Węgrom nie po drodze z Unią
W piątek Węgry znowu wstrzymały przedłużenie unijnych sankcji przeciwko Rosji. W ostatniej chwili Orban zażądał od Ukrainy otwarcia rurociągów, co umożliwiłoby przepływ rosyjskiego gazu przez europejski kontynent. „Zaciągnąłem hamulec ręczny i zwracam się do europejskich liderów, aby zrozumieli, że zatrzymanie transportu gazu przez Ukrainę nie może trwać dłużej” – wyznał premier Węgier w wywiadzie dla Kossuth Radio.
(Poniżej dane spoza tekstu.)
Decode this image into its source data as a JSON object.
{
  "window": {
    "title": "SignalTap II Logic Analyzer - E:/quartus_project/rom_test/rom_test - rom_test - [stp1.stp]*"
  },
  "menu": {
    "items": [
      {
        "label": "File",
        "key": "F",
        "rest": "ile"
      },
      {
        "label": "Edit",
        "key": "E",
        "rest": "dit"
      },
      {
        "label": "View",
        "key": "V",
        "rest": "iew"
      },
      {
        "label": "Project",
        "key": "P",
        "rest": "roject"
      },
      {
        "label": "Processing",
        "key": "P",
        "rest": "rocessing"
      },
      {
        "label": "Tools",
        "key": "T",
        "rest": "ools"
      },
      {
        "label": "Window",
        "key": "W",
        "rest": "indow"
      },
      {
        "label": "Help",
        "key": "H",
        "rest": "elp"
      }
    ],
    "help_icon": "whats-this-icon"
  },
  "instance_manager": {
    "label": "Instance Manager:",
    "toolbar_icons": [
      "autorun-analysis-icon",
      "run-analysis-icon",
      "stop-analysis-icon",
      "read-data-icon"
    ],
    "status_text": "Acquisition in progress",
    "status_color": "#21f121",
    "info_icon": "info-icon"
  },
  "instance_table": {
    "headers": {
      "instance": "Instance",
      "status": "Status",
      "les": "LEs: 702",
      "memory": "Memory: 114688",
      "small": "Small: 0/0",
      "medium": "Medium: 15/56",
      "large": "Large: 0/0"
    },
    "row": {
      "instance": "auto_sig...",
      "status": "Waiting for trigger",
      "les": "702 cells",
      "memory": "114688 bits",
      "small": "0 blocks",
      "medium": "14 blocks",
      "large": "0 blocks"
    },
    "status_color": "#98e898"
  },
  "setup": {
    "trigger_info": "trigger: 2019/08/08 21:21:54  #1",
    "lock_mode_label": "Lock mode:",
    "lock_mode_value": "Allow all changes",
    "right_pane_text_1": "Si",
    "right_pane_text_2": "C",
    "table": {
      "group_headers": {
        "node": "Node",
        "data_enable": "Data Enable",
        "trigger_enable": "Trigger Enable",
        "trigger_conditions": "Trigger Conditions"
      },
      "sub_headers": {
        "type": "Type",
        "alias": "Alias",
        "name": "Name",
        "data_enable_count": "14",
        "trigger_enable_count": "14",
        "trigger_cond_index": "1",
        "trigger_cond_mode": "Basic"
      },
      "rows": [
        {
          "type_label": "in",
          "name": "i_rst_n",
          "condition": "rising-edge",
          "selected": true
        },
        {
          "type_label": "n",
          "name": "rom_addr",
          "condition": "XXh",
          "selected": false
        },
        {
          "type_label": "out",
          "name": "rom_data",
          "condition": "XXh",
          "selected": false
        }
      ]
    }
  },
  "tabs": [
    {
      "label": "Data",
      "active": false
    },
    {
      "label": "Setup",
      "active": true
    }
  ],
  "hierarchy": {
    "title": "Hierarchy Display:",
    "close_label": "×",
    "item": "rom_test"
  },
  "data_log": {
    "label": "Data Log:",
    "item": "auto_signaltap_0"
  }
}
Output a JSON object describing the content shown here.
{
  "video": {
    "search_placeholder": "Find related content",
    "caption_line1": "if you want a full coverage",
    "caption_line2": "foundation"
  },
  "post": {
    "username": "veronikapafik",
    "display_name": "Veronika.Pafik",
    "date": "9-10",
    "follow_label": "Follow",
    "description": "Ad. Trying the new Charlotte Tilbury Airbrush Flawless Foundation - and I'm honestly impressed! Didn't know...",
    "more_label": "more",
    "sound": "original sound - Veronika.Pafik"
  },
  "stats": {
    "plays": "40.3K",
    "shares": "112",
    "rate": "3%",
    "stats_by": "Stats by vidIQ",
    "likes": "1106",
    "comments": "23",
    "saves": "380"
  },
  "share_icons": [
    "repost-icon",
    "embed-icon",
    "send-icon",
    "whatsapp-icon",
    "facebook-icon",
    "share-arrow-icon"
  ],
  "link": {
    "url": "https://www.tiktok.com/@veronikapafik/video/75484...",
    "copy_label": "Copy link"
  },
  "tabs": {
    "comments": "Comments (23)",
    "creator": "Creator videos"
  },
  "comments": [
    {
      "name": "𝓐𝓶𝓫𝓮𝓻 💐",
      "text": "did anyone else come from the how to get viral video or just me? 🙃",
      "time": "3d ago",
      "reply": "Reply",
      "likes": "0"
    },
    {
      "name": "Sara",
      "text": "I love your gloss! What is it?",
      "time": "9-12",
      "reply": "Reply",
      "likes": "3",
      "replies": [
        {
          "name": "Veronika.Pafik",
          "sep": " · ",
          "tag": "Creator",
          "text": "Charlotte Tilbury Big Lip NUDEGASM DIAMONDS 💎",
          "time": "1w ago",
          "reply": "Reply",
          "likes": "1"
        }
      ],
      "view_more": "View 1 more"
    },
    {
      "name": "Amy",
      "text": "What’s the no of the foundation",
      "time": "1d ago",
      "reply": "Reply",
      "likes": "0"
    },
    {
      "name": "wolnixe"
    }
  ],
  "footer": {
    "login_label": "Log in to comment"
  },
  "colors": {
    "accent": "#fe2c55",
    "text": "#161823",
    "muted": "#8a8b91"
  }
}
Decyzje przed ważnym spotkaniem
Komentarze Orbána padły tuż przed kluczowym spotkaniem przywódców w Brukseli, gdzie Unia Europejska planuje zatwierdzić nowy pakiet sankcji, który znacząco uderzy w rosyjski handel i zamrozi niemal 200 miliardów euro aktywów państwowych. Warto przypomnieć, że o odnowieniu sankcji co pół roku muszą zdecydować wszystkie 27 krajów członkowskich UE.
Tusk, komentując działania Węgier, stwierdził: „Jeśli Orban zablokuje europejskie sankcje w kluczowym momencie tej wojny, nie ma wątpliwości, że gra po stronie Putina, a nie w imieniu naszych wspólnych wartości, z wszystkimi tego konsekwencjami.”
Wydarzenia te potwierdzają, że sytuacja na arenie międzynarodowej jest coraz bardziej napięta, a decyzje jednych krajów mogą mieć dalekosiężne skutki dla stabilności całego regionu.